According to a recent article on Law.com (password required), newly admitted attorneys in Oregon will be required to undergo a new, yearlong mentorship program which “requires new attorneys to pair up with experienced practitioners who will offer monthly guidance on everything from ethics and professionalism to the inner workings of a transactional or litigation practice.” It will go into effect for February Bar takers. The article notes that Oregon is the third state to make mentorship a part of the formal education requirements for admission to the Bar. Soon, Wyoming will become the fourth.
The program will require applicants to complete 2 hours of mentoring a month, which can be completed at the firm in which they work. There is also some flexibility in how the program is handled by private firms, a move that responds to the more rigid Utah program.
While the new plan is not without detractors, supporters argue that in the current economy, mentorship is a must. They point out that, in the past, “‘You would graduate law school, get a job at a firm and people there would serve as mentors,’ . . . ‘Now, there are so many people who can’t get firm jobs and are hanging out their shingle.
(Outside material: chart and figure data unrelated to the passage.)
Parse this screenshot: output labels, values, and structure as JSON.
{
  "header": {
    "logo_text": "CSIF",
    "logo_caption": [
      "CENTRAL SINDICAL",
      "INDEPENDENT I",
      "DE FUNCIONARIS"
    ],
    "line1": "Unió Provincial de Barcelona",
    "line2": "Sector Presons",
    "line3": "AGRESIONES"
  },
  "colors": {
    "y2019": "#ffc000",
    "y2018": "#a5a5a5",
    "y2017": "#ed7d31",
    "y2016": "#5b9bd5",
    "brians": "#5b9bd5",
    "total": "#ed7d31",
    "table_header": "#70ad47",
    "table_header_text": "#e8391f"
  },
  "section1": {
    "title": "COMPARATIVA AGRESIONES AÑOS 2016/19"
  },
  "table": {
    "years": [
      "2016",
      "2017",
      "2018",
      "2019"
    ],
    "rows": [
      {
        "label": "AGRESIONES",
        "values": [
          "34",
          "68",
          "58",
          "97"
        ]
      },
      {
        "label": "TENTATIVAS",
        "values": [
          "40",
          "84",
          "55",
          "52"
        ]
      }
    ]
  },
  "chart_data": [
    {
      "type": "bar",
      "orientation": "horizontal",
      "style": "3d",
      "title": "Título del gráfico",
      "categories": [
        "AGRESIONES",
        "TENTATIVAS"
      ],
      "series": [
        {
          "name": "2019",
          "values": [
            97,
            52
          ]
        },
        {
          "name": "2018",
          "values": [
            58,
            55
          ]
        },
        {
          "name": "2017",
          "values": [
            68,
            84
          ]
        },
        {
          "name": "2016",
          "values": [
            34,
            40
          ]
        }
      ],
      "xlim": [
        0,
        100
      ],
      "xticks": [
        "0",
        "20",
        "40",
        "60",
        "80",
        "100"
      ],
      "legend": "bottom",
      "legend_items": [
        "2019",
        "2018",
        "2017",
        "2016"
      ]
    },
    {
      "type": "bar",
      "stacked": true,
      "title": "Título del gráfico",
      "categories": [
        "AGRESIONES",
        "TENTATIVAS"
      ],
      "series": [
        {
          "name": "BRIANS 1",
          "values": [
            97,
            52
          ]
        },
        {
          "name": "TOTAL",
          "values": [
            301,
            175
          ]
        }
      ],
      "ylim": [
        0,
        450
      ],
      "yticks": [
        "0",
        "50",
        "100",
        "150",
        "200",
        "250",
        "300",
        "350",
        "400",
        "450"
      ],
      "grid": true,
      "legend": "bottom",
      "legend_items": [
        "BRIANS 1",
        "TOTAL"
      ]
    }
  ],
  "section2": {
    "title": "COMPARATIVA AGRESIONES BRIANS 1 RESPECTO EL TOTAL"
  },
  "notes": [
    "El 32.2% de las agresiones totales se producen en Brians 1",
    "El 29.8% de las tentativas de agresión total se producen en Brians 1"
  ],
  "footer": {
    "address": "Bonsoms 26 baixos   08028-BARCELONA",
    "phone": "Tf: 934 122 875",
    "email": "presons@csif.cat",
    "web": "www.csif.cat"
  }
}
We’re trying to connect them with the professional side of the job and teach them the culture – teach them how to be civil, how to network and introduce them around at the courthouse.’” Detractors are mainly concerned about another cost to bar applicants for administrative costs of the program. It is not clear what the cost will be, but the article states that Oregon foresees a $100 fee.
The mentor program is a good idea. As has been mentioned here many times before, students should be prepared to use their J.D. for their own profit. It is understood that schools cannot teach everything, so even where Best Practices is followed, a mandatory mentorship would provide for a proper transition into the professional world.